Navigant Consulting Inc. of Burlington, Mass., presented its report to the Public Service Commission for use in developing a renewable energy rule that would set goals for the state's five investor-owned electric utilities. The study was prepared for the commission with funding from the U.S. Department of Energy.
The commission will vote Jan. 9. The rule then will go to the Legislature for approval.
Environmentalists and other renewable energy advocates had been critical of a draft rule proposed by commission staffers that also sets a 20 percent goal - but not until 21 years later in 2041. Staffers will use the study in submitting a revised draft before the commission acts.
Crist has made renewable energy a cornerstone of his climate change policy. It's designed to reduce carbon dioxide emissions that have been blamed for causing global warming.
The study shows the utilities could get 27 percent of their power from renewables by 2020 under the best of circumstances but only 6 percent in a worst-case scenario. The midrange is under 15 percent.
"The bounds are pretty large," acknowledged Navigant's Jay Paidipati.
Renewable energy advocates were encouraged by the report. A lawyer for four of the utilities, though, questioned many of the assumptions and variables that went into a complex formula Navigant used to develop the differing scenarios.
Stephen A. Smith, executive director of the Southern Alliance for Clean Energy, said the study answers questions about the availability of renewable energy and its cost.
"This study resoundingly says that there is the resource," Smith said. "The other really key point is can it be delivered in a cost-effective way?
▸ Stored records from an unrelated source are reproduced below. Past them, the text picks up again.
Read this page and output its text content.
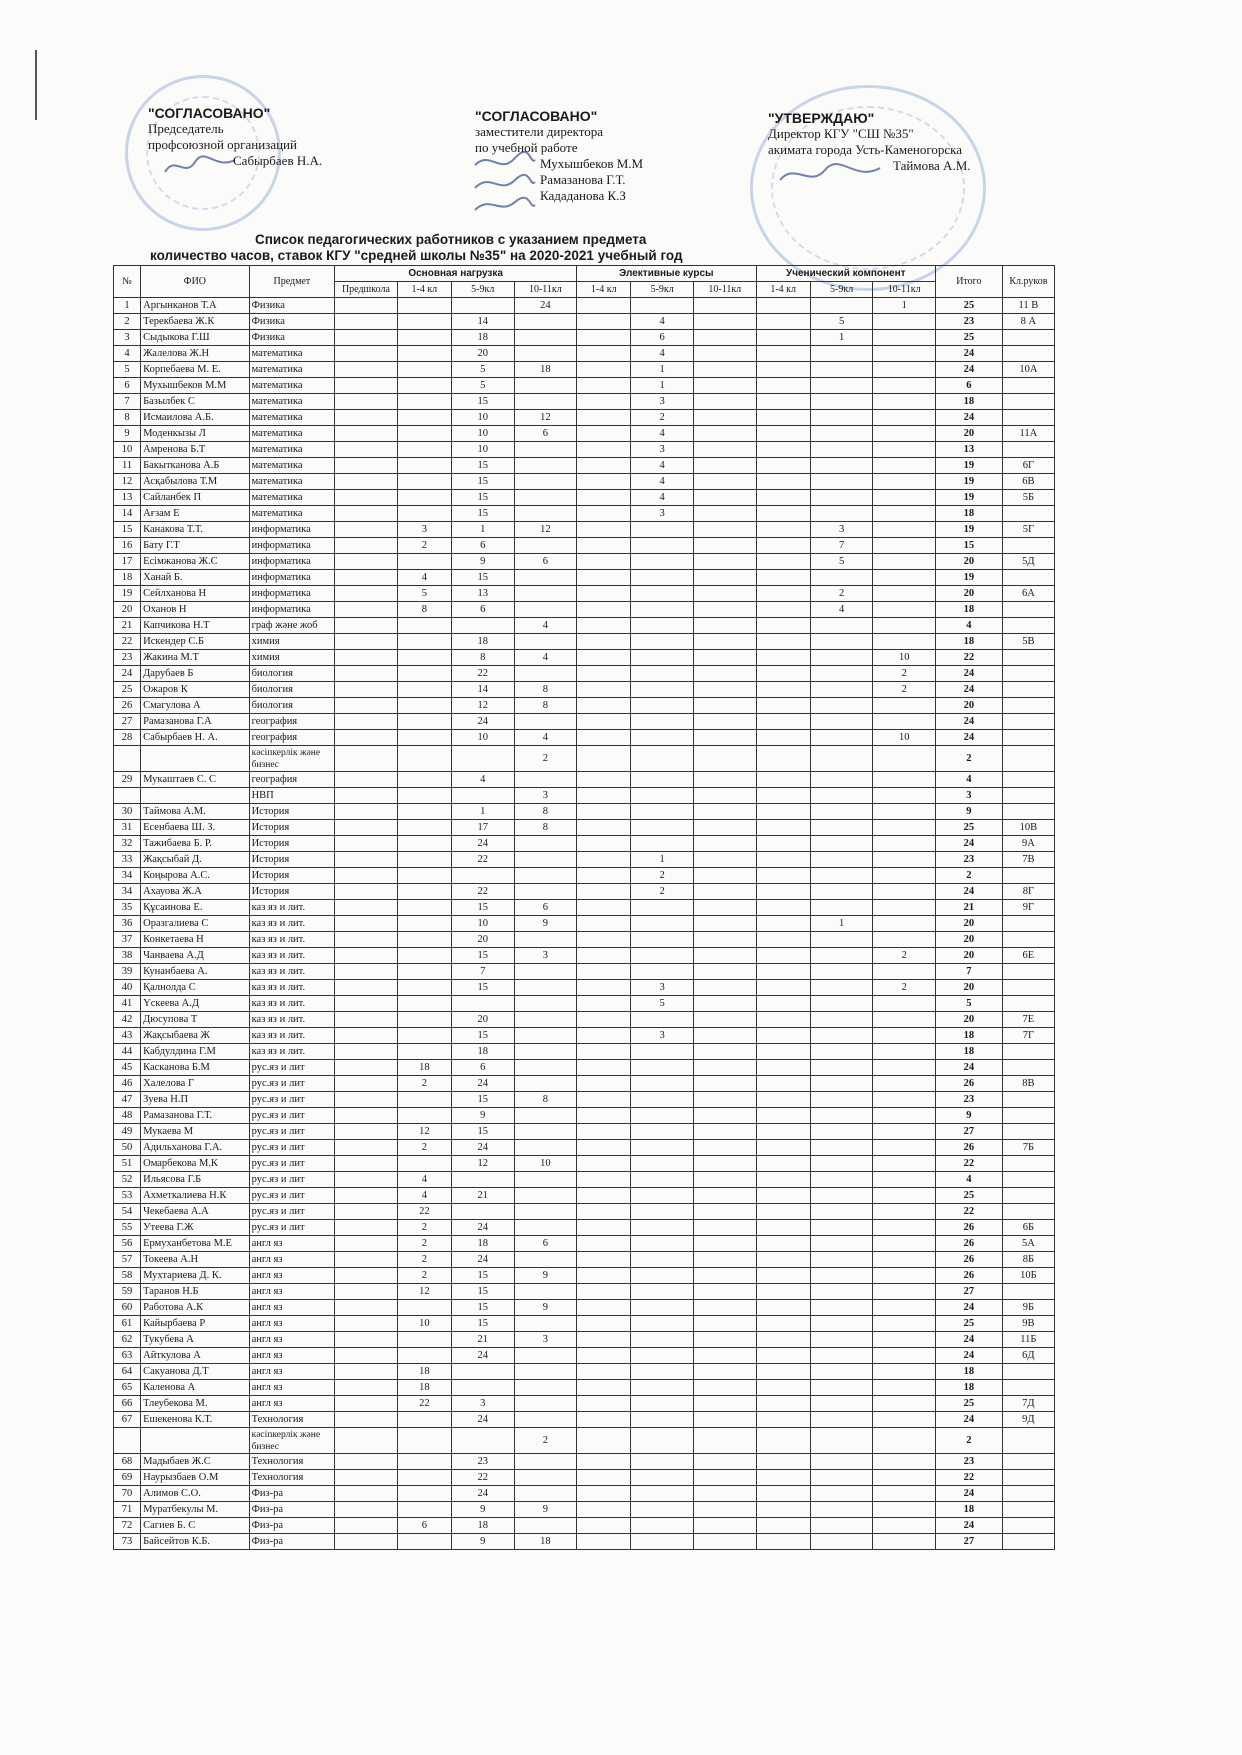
"СОГЛАСОВАНО"
Председатель
профсоюзной организаций
Сабырбаев Н.А.
"СОГЛАСОВАНО"
заместители директора
по учебной работе
Мухышбеков М.М
Рамазанова Г.Т.
Кададанова К.З
"УТВЕРЖДАЮ"
Директор КГУ "СШ №35"
акимата города Усть-Каменогорска
Таймова А.М.
Список педагогических работников с указанием предмета
количество часов, ставок КГУ "средней школы №35" на 2020-2021 учебный год
№	ФИО	Предмет	Основная нагрузка				Элективные курсы			Ученический компонент			Итого	Кл.руков
			Предшкола	1-4 кл	5-9кл	10-11кл	1-4 кл	5-9кл	10-11кл	1-4 кл	5-9кл	10-11кл		
1	Аргынканов Т.А	Физика				24						1	25	11 В
2	Терекбаева Ж.К	Физика			14			4			5		23	8 А
3	Сыдыкова Г.Ш	Физика			18			6			1		25	
4	Жалелова Ж.Н	математика			20			4					24	
5	Корпебаева М. Е.	математика			5	18		1					24	10А
6	Мухышбеков М.М	математика			5			1					6	
7	Базылбек С	математика			15			3					18	
8	Исмаилова А.Б.	математика			10	12		2					24	
9	Моденкызы Л	математика			10	6		4					20	11А
10	Амренова Б.Т	математика			10			3					13	
11	Бакытканова А.Б	математика			15			4					19	6Г
12	Асқабылова Т.М	математика			15			4					19	6В
13	Сайланбек П	математика			15			4					19	5Б
14	Ағзам Е	математика			15			3					18	
15	Канакова Т.Т.	информатика		3	1	12					3		19	5Г
16	Бату Г.Т	информатика		2	6						7		15	
17	Есімжанова Ж.С	информатика			9	6					5		20	5Д
18	Ханай Б.	информатика		4	15								19	
19	Сейлханова Н	информатика		5	13						2		20	6А
20	Оханов Н	информатика		8	6						4		18	
21	Капчикова Н.Т	граф және жоб				4							4	
22	Искендер С.Б	химия			18								18	5В
23	Жакина М.Т	химия			8	4						10	22	
24	Дарубаев Б	биология			22							2	24	
25	Ожаров К	биология			14	8						2	24	
26	Смагулова А	биология			12	8							20	
27	Рамазанова Г.А	география			24								24	
28	Сабырбаев Н. А.	география			10	4						10	24	
		кәсіпкерлік және бизнес				2							2	
29	Мукаштаев С. С	география			4								4	
		НВП				3							3	
30	Таймова А.М.	История			1	8							9	
31	Есенбаева Ш. З.	История			17	8							25	10В
32	Тажибаева Б. Р.	История			24								24	9А
33	Жақсыбай Д.	История			22			1					23	7В
34	Коңырова А.С.	История						2					2	
34	Ахауова Ж.А	История			22			2					24	8Г
35	Құсаинова Е.	каз яз и лит.			15	6							21	9Г
36	Оразгалиева С	каз яз и лит.			10	9					1		20	
37	Конкетаева Н	каз яз и лит.			20								20	
38	Чанваева А.Д	каз яз и лит.			15	3						2	20	6Е
39	Кунанбаева А.	каз яз и лит.			7								7	
40	Қалнолда С	каз яз и лит.			15			3				2	20	
41	Үскеева А.Д	каз яз и лит.						5					5	
42	Дюсупова Т	каз яз и лит.			20								20	7Е
43	Жақсыбаева Ж	каз яз и лит.			15			3					18	7Г
44	Кабдулдина Г.М	каз яз и лит.			18								18	
45	Касканова Б.М	рус.яз и лит		18	6								24	
46	Халелова Г	рус.яз и лит		2	24								26	8В
47	Зуева Н.П	рус.яз и лит			15	8							23	
48	Рамазанова Г.Т.	рус.яз и лит			9								9	
49	Мукаева М	рус.яз и лит		12	15								27	
50	Адильханова Г.А.	рус.яз и лит		2	24								26	7Б
51	Омарбекова М.К	рус.яз и лит			12	10							22	
52	Ильясова Г.Б	рус.яз и лит		4									4	
53	Ахметкалиева Н.К	рус.яз и лит		4	21								25	
54	Чекебаева А.А	рус.яз и лит		22									22	
55	Утеева Г.Ж	рус.яз и лит		2	24								26	6Б
56	Ермуханбетова М.Е	англ яз		2	18	6							26	5А
57	Токеева А.Н	англ яз		2	24								26	8Б
58	Мухтариева Д. К.	англ яз		2	15	9							26	10Б
59	Таранов Н.Б	англ яз		12	15								27	
60	Работова А.К	англ яз			15	9							24	9Б
61	Кайырбаева Р	англ яз		10	15								25	9В
62	Тукубева А	англ яз			21	3							24	11Б
63	Айткулова А	англ яз			24								24	6Д
64	Сакуанова Д.Т	англ яз		18									18	
65	Каленова А	англ яз		18									18	
66	Тлеубекова М.	англ яз		22	3								25	7Д
67	Ешекенова К.Т.	Технология			24								24	9Д
		кәсіпкерлік және бизнес				2							2	
68	Мадыбаев Ж.С	Технология			23								23	
69	Наурызбаев О.М	Технология			22								22	
70	Алимов С.О.	Физ-ра			24								24	
71	Муратбекулы М.	Физ-ра			9	9							18	
72	Сагиев Б. С	Физ-ра		6	18								24	
73	Байсейтов К.Б.	Физ-ра			9	18							27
And I think that we see that's the case also."
Susan Clark, a lawyer for Tampa Electric Co., Progress Energy Florida Inc., Florida Power & Light Co. and Gulf Power Co., said the study's conclusions cannot be verified until Navigant responds to a list of written questions she submitted.
The most significant variables are prices for coal, natural gas and oil - the higher they go, the better renewables do - and whether the state adopts renewable energy credits, which pay producers bonuses in exchange for helping clean the air.
Florida cannot meet a 20 percent goal by 2020 without the credits, according to the study.
Other variables are greenhouse gas policies, credit markets, state regulations and financial incentives such as tax exemptions for solar energy devices.
The study concluded solar energy has the greatest potential in Florida but that biomass currently is the state's biggest renewable energy source including municipal solid waste, agriculture and wood byproducts and landfill gas.
Offshore wind has a significant potential but it's costly and not expected to be very well developed before 2020. Florida has limited land areas suitable for onshore wind power. Ocean currents also can produce renewable energy.
Residential thermal solar water heaters were not included in the study. Smith said if they also are considered that would bring Navigant's midrange scenario closer to 20 percent.